Pricing will be based on daily usage, and the company will offer discounts for monthly volume commitments starting at US$2,500 (A$3,135) a month.
"People need to generate new efficiencies in power utilisation, and scale resources as appropriate," said Mark Beaumont, Verizon Business product management group manager.
"We are also offering customers transparency into their information so they can see what is utilised and where in the organisation it is used."
Verizon describes its new offering as 'computing-as-a-service', in that the architecture will allow customers to provision physical and virtual server environments to best accommodate the type of application being deployed.
For example, a business may want to use a virtual environment for staging and development, but may choose a physical server infrastructure for business-critical applications, such as database servers, which lets them customise servers and select the server configuration, Verizon said.
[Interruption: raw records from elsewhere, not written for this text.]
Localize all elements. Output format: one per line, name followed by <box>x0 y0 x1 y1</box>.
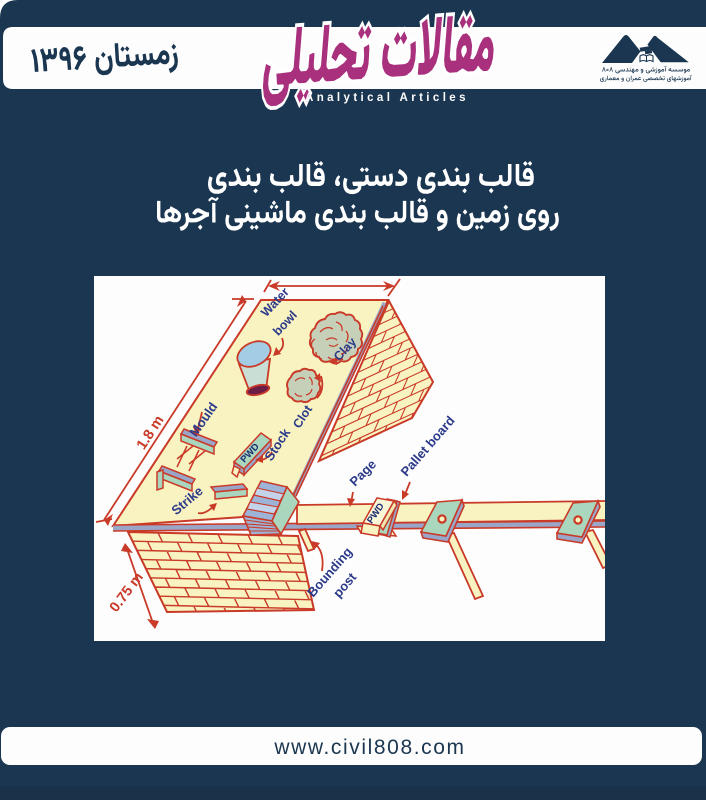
svg-text:www.civil808.com: www.civil808.com <box>273 736 465 759</box>
svg-text:Analytical Articles: Analytical Articles <box>305 92 469 104</box>
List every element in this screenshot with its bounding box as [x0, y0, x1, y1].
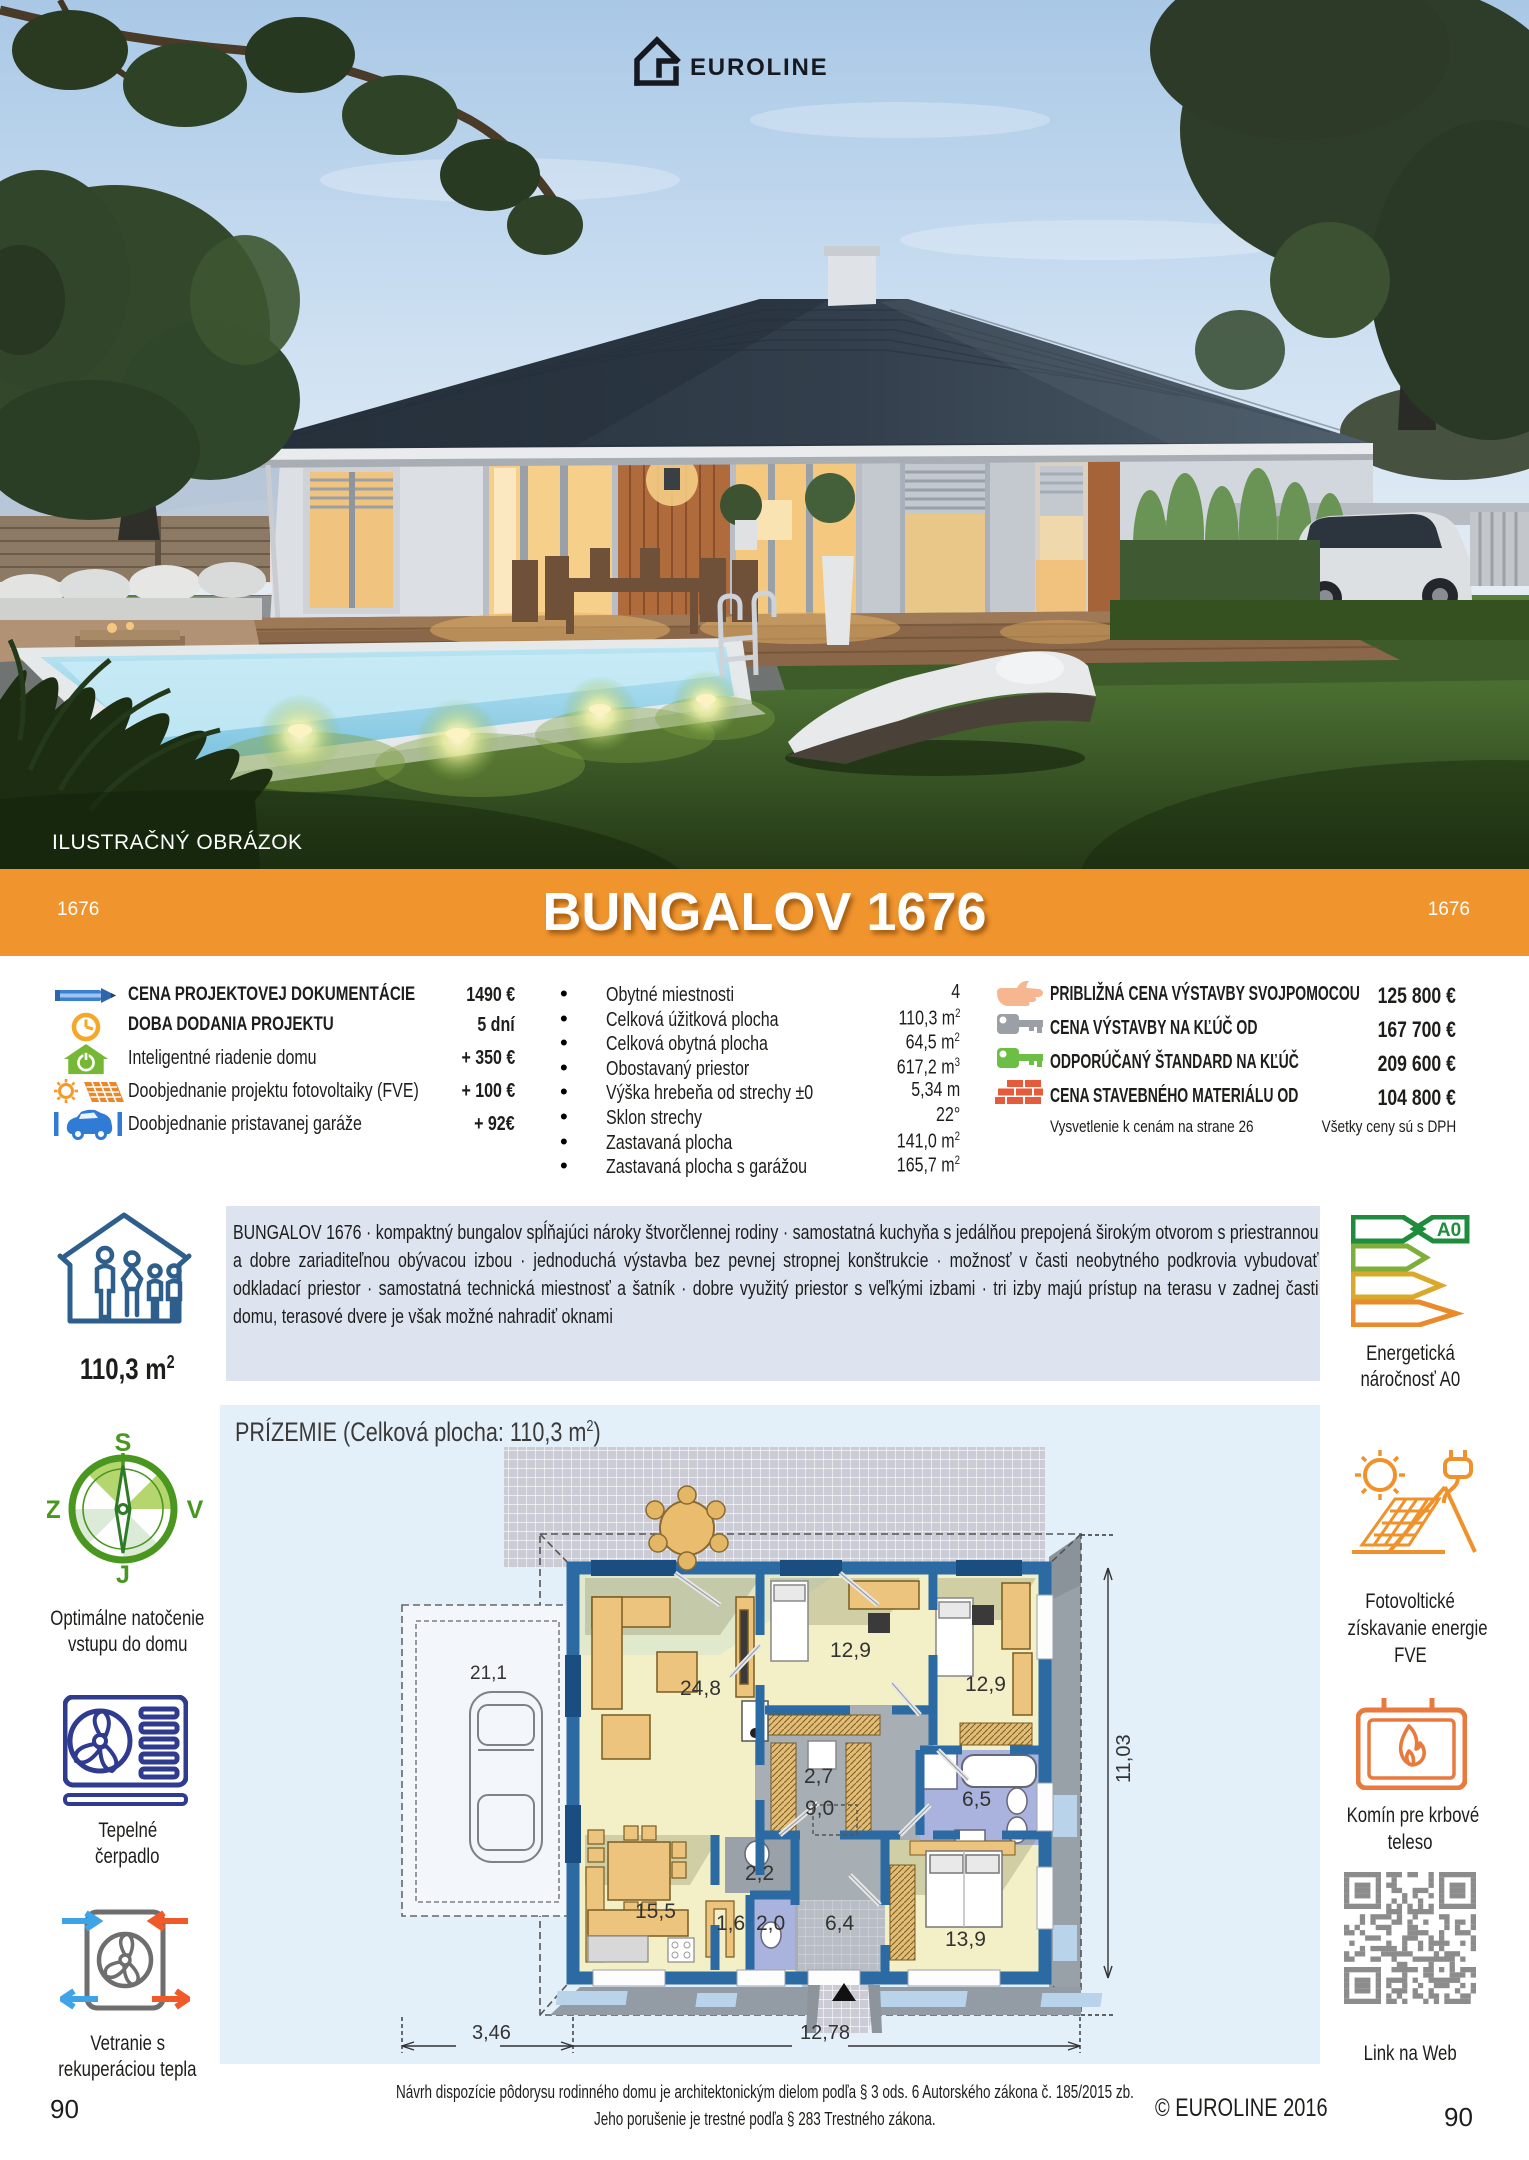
svg-text:12,9: 12,9 [965, 1673, 1006, 1696]
svg-text:11,03: 11,03 [1113, 1734, 1135, 1783]
svg-text:9,0: 9,0 [805, 1797, 834, 1820]
svg-text:V: V [187, 1496, 204, 1524]
svg-text:Z: Z [47, 1496, 61, 1524]
svg-text:ILUSTRAČNÝ OBRÁZOK: ILUSTRAČNÝ OBRÁZOK [52, 831, 303, 854]
svg-text:J: J [116, 1561, 130, 1588]
svg-text:2,2: 2,2 [745, 1862, 774, 1885]
svg-text:A0: A0 [1437, 1220, 1461, 1241]
svg-text:15,5: 15,5 [635, 1900, 676, 1923]
svg-text:3,46: 3,46 [472, 2022, 511, 2044]
svg-text:2,0: 2,0 [756, 1912, 785, 1935]
svg-text:2,7: 2,7 [804, 1765, 833, 1788]
svg-text:1,6: 1,6 [716, 1912, 745, 1935]
svg-text:6,5: 6,5 [962, 1788, 991, 1811]
svg-text:12,9: 12,9 [830, 1639, 871, 1662]
svg-text:S: S [115, 1430, 132, 1457]
svg-text:12,78: 12,78 [800, 2022, 850, 2044]
svg-text:21,1: 21,1 [470, 1663, 507, 1684]
svg-text:6,4: 6,4 [825, 1912, 855, 1935]
svg-text:24,8: 24,8 [680, 1677, 721, 1700]
svg-text:EUROLINE: EUROLINE [690, 54, 828, 81]
svg-text:13,9: 13,9 [945, 1928, 986, 1951]
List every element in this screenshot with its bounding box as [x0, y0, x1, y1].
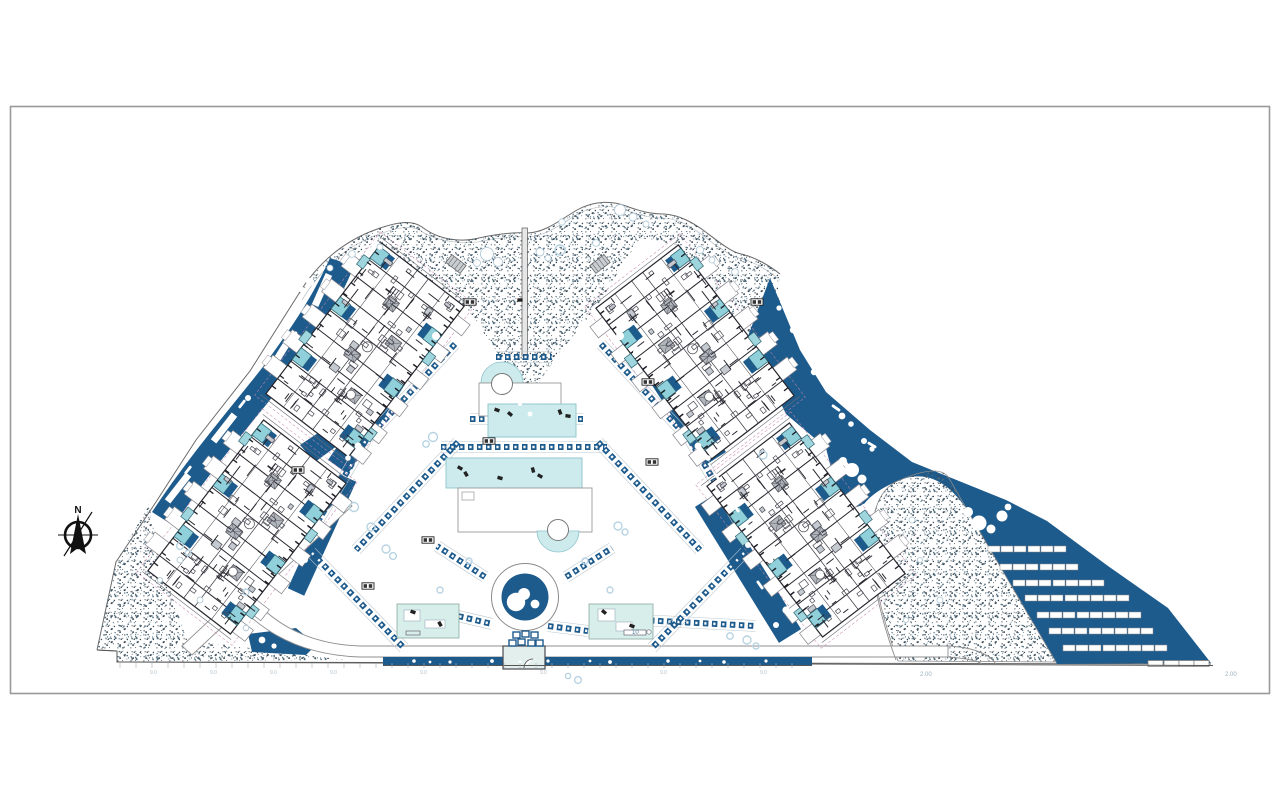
- svg-text:9.0: 9.0: [420, 670, 427, 676]
- svg-text:9.0: 9.0: [660, 670, 667, 676]
- svg-text:2.00: 2.00: [1225, 672, 1237, 678]
- svg-text:N: N: [74, 505, 81, 516]
- svg-text:9.0: 9.0: [540, 670, 547, 676]
- svg-text:9.0: 9.0: [210, 670, 217, 676]
- svg-text:9.0: 9.0: [270, 670, 277, 676]
- svg-text:9.0: 9.0: [760, 670, 767, 676]
- svg-text:9.0: 9.0: [150, 670, 157, 676]
- svg-text:9.0: 9.0: [330, 670, 337, 676]
- svg-text:10: 10: [632, 630, 639, 636]
- svg-text:2.00: 2.00: [920, 672, 932, 678]
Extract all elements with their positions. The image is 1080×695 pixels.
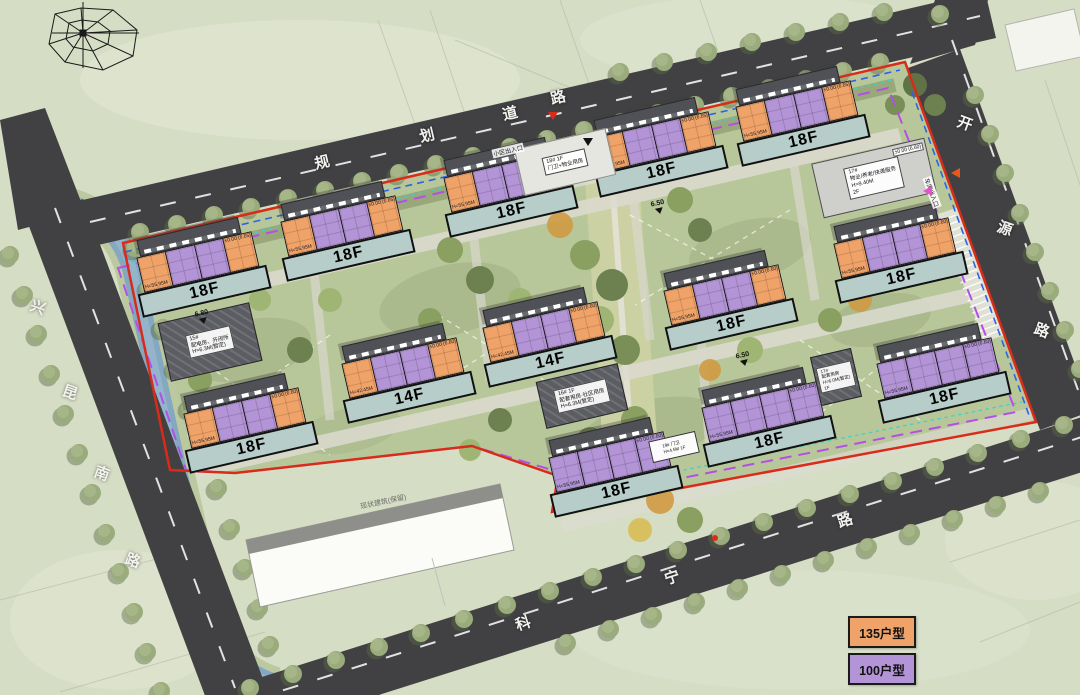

Customers will also have access to a self-service portal through the Verizon Enterprise Center to manage their servers, and will be able to add a number of security services, such as identity and access management, host intrusion detection and application vulnerability assessment.
"With Verizon Computing-as-a-Service we are ushering in a new era of computing that offers security, resiliency and scalability on demand, with a whole new level of flexibility and a low-cost structure," said Nancy Gofus, Verizon global product development president.
The service is available to US customers immediately, and will be offered in Europe and Asia from August.